Il tema Imu poi divide la maggioranza. Al segretario Pdl Angelino Alfano che già da qualche giorno rilancia la necessità della rateizzazione e di un alleggerimento risponde il leader del Pd, Pierluigi Bersani. “Avevamo proposto di alleggerire l’Imu e compensarla con una tassa personale sui grandi patrimoni immobiliari. Questa era la nostra proposta. Vogliamo riprenderla in mano? – si chiede – L’Imu, che è sgradevole, a questo punto va applicata. Alfano dice che bisogna graduarla? Figuriamoci”.

Intanto Lunedì arriverà in Consiglio dei Ministri anche la delega fiscale: stop alle tre aliquote Irpef, revisione della tassazione di impresa, fondo per alleggerire le tasse con i frutti della lotta all’evasione e i risparmi dalle detrazioni. Sarebbero queste alcune delle novità che arriveranno con la riforma fiscale. Per le modifiche all’Imu bisognerà sempre attendere lunedì. Oltre alla tassa sulla casa, sulla quale insistono anche gli emendamenti ‘segnalati’ dai vari gruppi, il relatore dovrebbe presentare un pacchetto di modifiche per recepire l’accordo tra governo e Regioni per “l’anticipazione dello sblocco delle risorse per l’edilizia sanitaria e il trasporto pubblico locale”, ha riferito ancora Conte, e le modifiche sul Patto di stabilità interno concordate al tavolo con l’Anci.

Ma è sull’Imu che è concentrata l’attenzione: “Si pagherà in tre rate”, ha assicurato il relatore anche se i dettagli si vedranno ad emendamento presentato. Ancora non è stato deciso infatti se la rateizzazione riguarderà solo l’imposta sulla casa di abitazione o l’Imu in generale, e se riguarderà l’acconto o tutta l’imposta per il 2012. “Ci stiamo ancora lavorando”, si è limitato a rispondere Conte. Il segretario del Pdl, Angelino Alfano, saluta positivamente la modifica da lui stesso proposta: “Noi crediamo che ci sia il rischio che la botta sulle famiglie italiane sia davvero pesante da gestire in una sola tranche e quindi riteniamo che una rateazione sia un sistema per aiutare le famiglie italiane”.

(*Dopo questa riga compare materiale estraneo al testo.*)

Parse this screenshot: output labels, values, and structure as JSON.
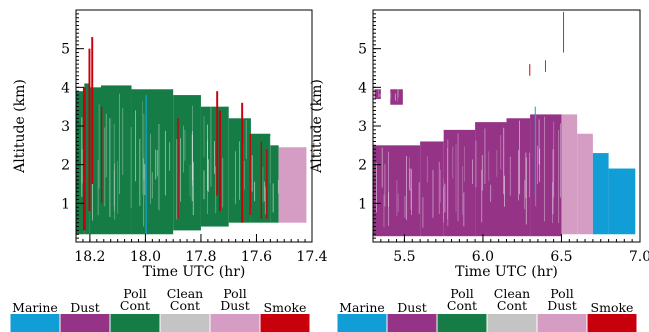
{
  "chart_data": [
    {
      "type": "heatmap",
      "title": "",
      "xlabel": "Time UTC (hr)",
      "ylabel": "Altitude (km)",
      "xlim": [
        18.25,
        17.4
      ],
      "ylim": [
        0,
        6
      ],
      "xticks": [
        "18.2",
        "18.0",
        "17.8",
        "17.6",
        "17.4"
      ],
      "xtick_values": [
        18.2,
        18.0,
        17.8,
        17.6,
        17.4
      ],
      "yticks": [
        "1",
        "2",
        "3",
        "4",
        "5"
      ],
      "ytick_values": [
        1,
        2,
        3,
        4,
        5
      ],
      "dominant_class": "Poll Cont",
      "segments": [
        {
          "x0": 18.25,
          "x1": 18.22,
          "class": "Poll Cont",
          "bottom": 0.2,
          "top": 3.9
        },
        {
          "x0": 18.22,
          "x1": 18.2,
          "class": "Poll Cont",
          "bottom": 0.2,
          "top": 4.1
        },
        {
          "x0": 18.2,
          "x1": 18.16,
          "class": "Poll Cont",
          "bottom": 0.2,
          "top": 4.0
        },
        {
          "x0": 18.16,
          "x1": 18.05,
          "class": "Poll Cont",
          "bottom": 0.2,
          "top": 4.05
        },
        {
          "x0": 18.05,
          "x1": 17.9,
          "class": "Poll Cont",
          "bottom": 0.2,
          "top": 3.95
        },
        {
          "x0": 17.9,
          "x1": 17.8,
          "class": "Poll Cont",
          "bottom": 0.3,
          "top": 3.8
        },
        {
          "x0": 17.8,
          "x1": 17.7,
          "class": "Poll Cont",
          "bottom": 0.4,
          "top": 3.5
        },
        {
          "x0": 17.7,
          "x1": 17.62,
          "class": "Poll Cont",
          "bottom": 0.5,
          "top": 3.2
        },
        {
          "x0": 17.62,
          "x1": 17.55,
          "class": "Poll Cont",
          "bottom": 0.5,
          "top": 2.8
        },
        {
          "x0": 17.55,
          "x1": 17.52,
          "class": "Poll Cont",
          "bottom": 0.5,
          "top": 2.5
        },
        {
          "x0": 17.52,
          "x1": 17.42,
          "class": "Poll Dust",
          "bottom": 0.5,
          "top": 2.45
        },
        {
          "x0": 18.225,
          "x1": 18.215,
          "class": "Smoke",
          "bottom": 0.3,
          "top": 4.0
        },
        {
          "x0": 18.205,
          "x1": 18.198,
          "class": "Smoke",
          "bottom": 0.8,
          "top": 5.0
        },
        {
          "x0": 18.195,
          "x1": 18.188,
          "class": "Smoke",
          "bottom": 1.5,
          "top": 5.3
        },
        {
          "x0": 18.16,
          "x1": 18.155,
          "class": "Smoke",
          "bottom": 1.0,
          "top": 3.5
        },
        {
          "x0": 18.0,
          "x1": 17.995,
          "class": "Marine",
          "bottom": 0.2,
          "top": 3.8
        },
        {
          "x0": 17.885,
          "x1": 17.88,
          "class": "Smoke",
          "bottom": 0.6,
          "top": 3.2
        },
        {
          "x0": 17.745,
          "x1": 17.738,
          "class": "Smoke",
          "bottom": 1.2,
          "top": 3.9
        },
        {
          "x0": 17.735,
          "x1": 17.728,
          "class": "Smoke",
          "bottom": 0.8,
          "top": 3.4
        },
        {
          "x0": 17.655,
          "x1": 17.648,
          "class": "Smoke",
          "bottom": 0.5,
          "top": 3.6
        },
        {
          "x0": 17.625,
          "x1": 17.62,
          "class": "Smoke",
          "bottom": 0.7,
          "top": 2.8
        },
        {
          "x0": 17.585,
          "x1": 17.58,
          "class": "Smoke",
          "bottom": 0.6,
          "top": 2.6
        },
        {
          "x0": 17.565,
          "x1": 17.56,
          "class": "Smoke",
          "bottom": 0.6,
          "top": 2.4
        }
      ]
    },
    {
      "type": "heatmap",
      "title": "",
      "xlabel": "Time UTC (hr)",
      "ylabel": "Altitude (km)",
      "xlim": [
        5.3,
        7.0
      ],
      "ylim": [
        0,
        6
      ],
      "xticks": [
        "5.5",
        "6.0",
        "6.5",
        "7.0"
      ],
      "xtick_values": [
        5.5,
        6.0,
        6.5,
        7.0
      ],
      "yticks": [
        "1",
        "2",
        "3",
        "4",
        "5"
      ],
      "ytick_values": [
        1,
        2,
        3,
        4,
        5
      ],
      "dominant_class": "Dust",
      "segments": [
        {
          "x0": 5.3,
          "x1": 5.6,
          "class": "Dust",
          "bottom": 0.15,
          "top": 2.5
        },
        {
          "x0": 5.6,
          "x1": 5.75,
          "class": "Dust",
          "bottom": 0.15,
          "top": 2.6
        },
        {
          "x0": 5.75,
          "x1": 5.95,
          "class": "Dust",
          "bottom": 0.15,
          "top": 2.9
        },
        {
          "x0": 5.95,
          "x1": 6.15,
          "class": "Dust",
          "bottom": 0.15,
          "top": 3.1
        },
        {
          "x0": 6.15,
          "x1": 6.3,
          "class": "Dust",
          "bottom": 0.15,
          "top": 3.2
        },
        {
          "x0": 6.3,
          "x1": 6.5,
          "class": "Dust",
          "bottom": 0.15,
          "top": 3.3
        },
        {
          "x0": 6.5,
          "x1": 6.6,
          "class": "Poll Dust",
          "bottom": 0.2,
          "top": 3.3
        },
        {
          "x0": 6.6,
          "x1": 6.7,
          "class": "Poll Dust",
          "bottom": 0.2,
          "top": 2.8
        },
        {
          "x0": 6.7,
          "x1": 6.8,
          "class": "Marine",
          "bottom": 0.2,
          "top": 2.3
        },
        {
          "x0": 6.8,
          "x1": 6.97,
          "class": "Marine",
          "bottom": 0.2,
          "top": 1.9
        },
        {
          "x0": 5.31,
          "x1": 5.35,
          "class": "Dust",
          "bottom": 3.7,
          "top": 3.95
        },
        {
          "x0": 5.41,
          "x1": 5.49,
          "class": "Dust",
          "bottom": 3.55,
          "top": 3.95
        },
        {
          "x0": 6.295,
          "x1": 6.3,
          "class": "Smoke",
          "bottom": 4.3,
          "top": 4.6
        },
        {
          "x0": 6.395,
          "x1": 6.4,
          "class": "Dust",
          "bottom": 4.4,
          "top": 4.7
        },
        {
          "x0": 6.51,
          "x1": 6.515,
          "class": "Dust",
          "bottom": 4.9,
          "top": 5.95
        },
        {
          "x0": 6.33,
          "x1": 6.335,
          "class": "Marine",
          "bottom": 1.2,
          "top": 3.5
        }
      ]
    }
  ],
  "legend": {
    "entries": [
      {
        "line1": "",
        "line2": "Marine",
        "class": "Marine",
        "color": "#119ed6"
      },
      {
        "line1": "",
        "line2": "Dust",
        "class": "Dust",
        "color": "#953386"
      },
      {
        "line1": "Poll",
        "line2": "Cont",
        "class": "Poll Cont",
        "color": "#157c45"
      },
      {
        "line1": "Clean",
        "line2": "Cont",
        "class": "Clean Cont",
        "color": "#c4c4c4"
      },
      {
        "line1": "Poll",
        "line2": "Dust",
        "class": "Poll Dust",
        "color": "#d59dc3"
      },
      {
        "line1": "",
        "line2": "Smoke",
        "class": "Smoke",
        "color": "#c8000c"
      }
    ]
  }
}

Altolà invece dei Comuni: “Se la rateizzazione dell’Imu sarà solo sulla prima casa non avrà grandi effetti, se viceversa riguarderà anche la seconda casa avrà un impatto devastante”, ha avvertito Graziano Delrio, presidente nazionale dell’Anci. “Mentre può essere accettabile che l’Imu prima casa possa essere rateizzata senza grandi problemi, se invece viene rateizzata l’Imu secondaria i problemi di liquidità aumenteranno ulteriormente, dopo il danno provocato con la Tesoreria unica. Questa ipotesi non può essere assolutamente presa in considerazione, pena il rischio di fortissime anticipazioni di cassa che i Comuni dovranno chiedere allo Stato”.

La normativa sull’Imu potrebbe essere rivista e alleggerita per le case affittate a canone concordato e per le dimore storiche. “Sono modifiche necessarie – ha sottolineato Conte – anche se dovremo valutare le risorse a disposizione”. No invece all’esenzione per gli anziani che vivono negli ospizi: “Sono contrario”, ha detto il relatore spiegando che con un eventuale sgravio “potrebbe crearsi un problema sociale”.

“Basta prese in giro nei confronti degli anziani – commenta lo Spi Cgil -, il governo dica la verità, ovvero che ha bisogno di fare cassa e che è disposto a mettere le mani nelle tasche delle persone più deboli”. Bocce ferme anche per le fondazioni. “Non è vero che le fondazioni bancarie non pagano l’Imu, è un falso problema”, ha detto ancora Conte. Tra gli emendamenti presentati dai deputati ce ne sono invece diversi che chiedono appunto che le fondazioni paghino l’imposta.